Gerüchte über den Verkauf kursierten seit Wochen. So sickerte schon vor einiger Zeit durch, dass im Rathaus ein fertig unterschriebener Räumungsbescheid in der Schublade liegt. Begründung: Baupolizeiliche Notmaßnahmen. Einzig ihr „soziales Gewissen“ habe die Gemeindebonzen davon abgehalten, unmittelbar vor dem Winter für einen Haufen neuer Obdachloser zu sorgen, weiß die gleiche – schon bei früheren Häuserkämpfen recht zuverlässige - Quelle.
Nun geht es natürlich rund in der Linken, denn die „Baier-Partie“ hat damit wieder mal mächtig Wasser auf die Mühlen ihrer innerparteilichen GegnerInnen geleitet. Noch ein bisschen zünftiger wird die Post freilich abgehen, wenn auffliegt, mit wem die Konkursverwalter des Austrostalinismus da gedealt haben.
Schauen wir uns dieses obskure Geschäft und die damit einhergehende Rechtskonstruktion doch etwas genauer an. Als neue Hausverwaltung tritt die Firma „Gustav Petri & Co“ in Erscheinung. Der werden in Maklerkreisen einschlägige Erfahrungen im „Bestandfreimachen“ von Spekulationsobjekten (und ein solches ist das EKH zweifellos) nachgesagt. So weit, so schlecht.

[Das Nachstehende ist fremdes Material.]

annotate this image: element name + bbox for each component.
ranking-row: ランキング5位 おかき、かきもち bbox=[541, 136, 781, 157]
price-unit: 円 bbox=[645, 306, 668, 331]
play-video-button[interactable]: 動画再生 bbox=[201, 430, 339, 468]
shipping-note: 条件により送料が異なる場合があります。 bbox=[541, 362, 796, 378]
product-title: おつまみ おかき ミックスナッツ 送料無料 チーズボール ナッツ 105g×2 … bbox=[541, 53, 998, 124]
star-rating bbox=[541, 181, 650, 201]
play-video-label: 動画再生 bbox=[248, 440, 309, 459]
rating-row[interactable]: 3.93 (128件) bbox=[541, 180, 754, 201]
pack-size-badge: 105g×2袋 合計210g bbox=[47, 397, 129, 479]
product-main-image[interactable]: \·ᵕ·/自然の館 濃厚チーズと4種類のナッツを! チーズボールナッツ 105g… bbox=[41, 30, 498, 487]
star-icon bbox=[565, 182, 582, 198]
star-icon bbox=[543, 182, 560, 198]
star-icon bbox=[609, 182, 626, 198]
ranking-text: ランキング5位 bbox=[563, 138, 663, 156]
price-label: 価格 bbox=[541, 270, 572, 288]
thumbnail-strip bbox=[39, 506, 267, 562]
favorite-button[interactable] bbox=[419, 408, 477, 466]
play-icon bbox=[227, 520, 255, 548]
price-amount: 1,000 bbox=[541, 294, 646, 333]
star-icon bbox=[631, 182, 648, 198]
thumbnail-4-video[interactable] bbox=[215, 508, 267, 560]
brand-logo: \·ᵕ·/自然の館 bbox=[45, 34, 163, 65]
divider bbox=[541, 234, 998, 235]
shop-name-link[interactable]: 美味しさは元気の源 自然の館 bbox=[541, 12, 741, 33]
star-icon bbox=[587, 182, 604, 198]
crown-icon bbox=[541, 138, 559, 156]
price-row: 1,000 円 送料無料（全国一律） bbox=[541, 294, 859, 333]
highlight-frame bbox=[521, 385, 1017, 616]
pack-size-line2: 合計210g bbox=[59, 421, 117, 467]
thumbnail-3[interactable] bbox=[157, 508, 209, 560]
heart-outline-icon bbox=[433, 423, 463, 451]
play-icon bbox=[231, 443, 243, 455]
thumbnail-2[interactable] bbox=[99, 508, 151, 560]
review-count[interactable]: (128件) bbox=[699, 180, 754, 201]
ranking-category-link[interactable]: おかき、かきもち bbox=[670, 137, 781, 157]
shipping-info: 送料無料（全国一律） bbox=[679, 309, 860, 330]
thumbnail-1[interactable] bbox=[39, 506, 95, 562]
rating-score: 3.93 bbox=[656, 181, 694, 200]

Noch windiger und grindiger wird die Sache, wenn wir uns den neuen Besitzer, die eigens zu diesem Zweck gegründete „Wielandgasse 2-4 Vermietungsges.m.b.H“, anschauen. Als deren Geschäftsführer tritt ein gewisser Christian Machowetz auf. Dieser betreibt im 15. Bezirk das „Security Management Christian Machowetz“, welches sich laut Gewerberegister mit „Kfz-Verleih, Organisation u. Vermittlung von öffentlichen Veranstaltungen, Sicherheitsgewerbe (Berufsdetektive, Bewachungsgewerbe)“ beschäftigt. In der florierenden Security-Branche gelten die Machowetz-Leute als besonders toughe Jungs, die auch dort hinlangen und einschreiten, wo andere Sicherheitsfirmen sich lieber nicht die Pfoten dreckig machen. Zum Beispiel als Gorillas für diverse FPÖ-Größen wie Stadler, Haider, Kabas und so.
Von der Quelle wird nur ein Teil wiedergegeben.